Guy Goffette débute véritablement son aventure poétique par un ensemble de textes autour de la figure d’Icare : s’échapper du labyrinthe pour monter aussi haut que le soleil : le Relèvement d’Icare et qui est un des moyens pour penser poétiquement « Cet étranger en moi … courant après son ombre, mains tendues… », se souvenant d’un paradis perdu, « quand nous mangions de tous les fruits… » et en même temps comme accablé du désir d’un autre monde, en tout cas d’une autre vie « …promesse un jour d’un autre ciel / que celui-ci qui vous coupe les bras ».

 D’où une intense nostalgie, une insatisfaction pour toujours et pourtant toujours aussi à croire en un bonheur possible : « Je sais que la terre est courbe : parce que le bonheur est son haleine ». Le relèvement d’Icare s’organise aussi autour d’un tableau de Brueghel magnifiant la vie simple des champs tout en espérant une lumière venue de plus haut.
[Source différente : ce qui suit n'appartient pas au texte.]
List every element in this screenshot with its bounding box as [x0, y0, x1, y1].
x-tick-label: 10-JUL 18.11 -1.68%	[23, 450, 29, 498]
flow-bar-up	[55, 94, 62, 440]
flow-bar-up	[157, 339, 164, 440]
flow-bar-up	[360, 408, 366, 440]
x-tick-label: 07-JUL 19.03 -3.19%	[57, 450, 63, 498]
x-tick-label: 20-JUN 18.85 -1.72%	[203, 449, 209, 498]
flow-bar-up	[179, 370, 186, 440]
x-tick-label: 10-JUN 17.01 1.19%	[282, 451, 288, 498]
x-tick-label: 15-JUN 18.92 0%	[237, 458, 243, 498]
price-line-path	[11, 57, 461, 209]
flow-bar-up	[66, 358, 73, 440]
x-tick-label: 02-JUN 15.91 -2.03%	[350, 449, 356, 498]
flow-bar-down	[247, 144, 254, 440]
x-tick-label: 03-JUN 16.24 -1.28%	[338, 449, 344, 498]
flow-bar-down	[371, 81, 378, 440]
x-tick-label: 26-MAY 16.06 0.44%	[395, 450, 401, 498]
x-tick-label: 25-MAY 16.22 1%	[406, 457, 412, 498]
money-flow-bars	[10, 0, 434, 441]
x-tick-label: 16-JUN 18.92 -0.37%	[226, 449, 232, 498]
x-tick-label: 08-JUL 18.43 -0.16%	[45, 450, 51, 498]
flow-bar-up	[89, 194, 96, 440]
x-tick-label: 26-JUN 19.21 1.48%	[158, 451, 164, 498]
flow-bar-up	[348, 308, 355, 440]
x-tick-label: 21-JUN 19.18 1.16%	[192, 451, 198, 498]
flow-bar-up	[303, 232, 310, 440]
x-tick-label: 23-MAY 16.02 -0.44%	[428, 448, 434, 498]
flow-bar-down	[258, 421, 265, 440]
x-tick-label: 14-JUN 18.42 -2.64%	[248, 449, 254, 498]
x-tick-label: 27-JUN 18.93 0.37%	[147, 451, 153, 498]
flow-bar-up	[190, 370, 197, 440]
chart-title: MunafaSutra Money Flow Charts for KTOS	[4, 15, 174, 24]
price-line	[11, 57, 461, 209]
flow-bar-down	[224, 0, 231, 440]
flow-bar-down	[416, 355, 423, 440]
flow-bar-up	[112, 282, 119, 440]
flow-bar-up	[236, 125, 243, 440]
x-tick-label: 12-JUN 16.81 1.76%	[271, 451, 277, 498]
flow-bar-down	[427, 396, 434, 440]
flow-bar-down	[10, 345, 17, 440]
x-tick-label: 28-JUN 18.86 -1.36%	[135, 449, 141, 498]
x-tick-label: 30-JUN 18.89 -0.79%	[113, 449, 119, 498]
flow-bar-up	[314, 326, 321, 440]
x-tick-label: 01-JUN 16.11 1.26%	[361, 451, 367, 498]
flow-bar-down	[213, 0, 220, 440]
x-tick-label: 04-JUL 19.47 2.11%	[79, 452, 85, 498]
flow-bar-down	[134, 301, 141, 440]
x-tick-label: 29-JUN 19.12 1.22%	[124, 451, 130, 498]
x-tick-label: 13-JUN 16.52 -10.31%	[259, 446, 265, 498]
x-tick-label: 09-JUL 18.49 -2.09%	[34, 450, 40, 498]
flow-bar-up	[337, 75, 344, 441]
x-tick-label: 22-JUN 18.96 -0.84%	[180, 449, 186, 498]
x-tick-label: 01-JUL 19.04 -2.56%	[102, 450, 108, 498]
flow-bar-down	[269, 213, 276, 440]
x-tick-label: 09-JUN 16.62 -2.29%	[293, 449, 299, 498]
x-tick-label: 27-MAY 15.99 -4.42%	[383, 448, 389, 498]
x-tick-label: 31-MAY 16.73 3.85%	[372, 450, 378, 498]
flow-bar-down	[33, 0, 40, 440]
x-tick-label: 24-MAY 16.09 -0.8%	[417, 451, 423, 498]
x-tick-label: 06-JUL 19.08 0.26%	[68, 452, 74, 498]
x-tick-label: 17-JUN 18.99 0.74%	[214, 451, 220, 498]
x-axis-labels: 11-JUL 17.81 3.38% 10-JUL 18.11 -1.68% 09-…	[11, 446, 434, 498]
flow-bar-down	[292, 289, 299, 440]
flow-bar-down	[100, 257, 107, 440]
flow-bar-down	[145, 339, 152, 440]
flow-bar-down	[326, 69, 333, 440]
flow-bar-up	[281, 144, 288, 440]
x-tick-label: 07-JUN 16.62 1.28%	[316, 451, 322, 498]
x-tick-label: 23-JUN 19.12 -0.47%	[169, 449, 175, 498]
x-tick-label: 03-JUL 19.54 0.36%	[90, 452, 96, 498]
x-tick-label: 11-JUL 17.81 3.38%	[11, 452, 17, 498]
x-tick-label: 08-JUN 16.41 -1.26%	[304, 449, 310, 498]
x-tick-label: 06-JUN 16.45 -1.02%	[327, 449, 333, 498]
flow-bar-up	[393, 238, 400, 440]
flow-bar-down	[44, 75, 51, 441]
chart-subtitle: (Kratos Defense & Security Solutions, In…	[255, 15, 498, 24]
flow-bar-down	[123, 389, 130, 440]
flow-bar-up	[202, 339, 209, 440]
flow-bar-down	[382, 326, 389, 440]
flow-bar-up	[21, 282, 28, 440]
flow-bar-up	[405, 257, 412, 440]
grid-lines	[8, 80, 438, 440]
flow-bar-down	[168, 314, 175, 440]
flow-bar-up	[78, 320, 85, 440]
Car pour Guy Goffette les choses simples de la vie sont belles, seulement « aggravées d’une tristesse" ; il s’agit d’aller vers la vie et les vivants, mais à partir d’une certaine hauteur et Icare n’existe que dans le regard de l’autre ; les visions d’Icare sont celles de personnages du monde réel (mais ici à travers la vision d’un peintre) : le laboureur , le pâtre etc., « un simple rayon de tous les jours ». Cette attente du monde rêvé au milieu du réel  annonce déjà  Eloge pour une cuisine de province , mais aussi La vie promise  dont le maître mot est « partir »,  qui signifie aussi abandonner et être abandonné . Pour saisir cette vie à travers tous ses détails ,  il y a des passeurs privilégiés chez Guy Goffette : des peintres (ici Brueghel), des écrivains et des poètes.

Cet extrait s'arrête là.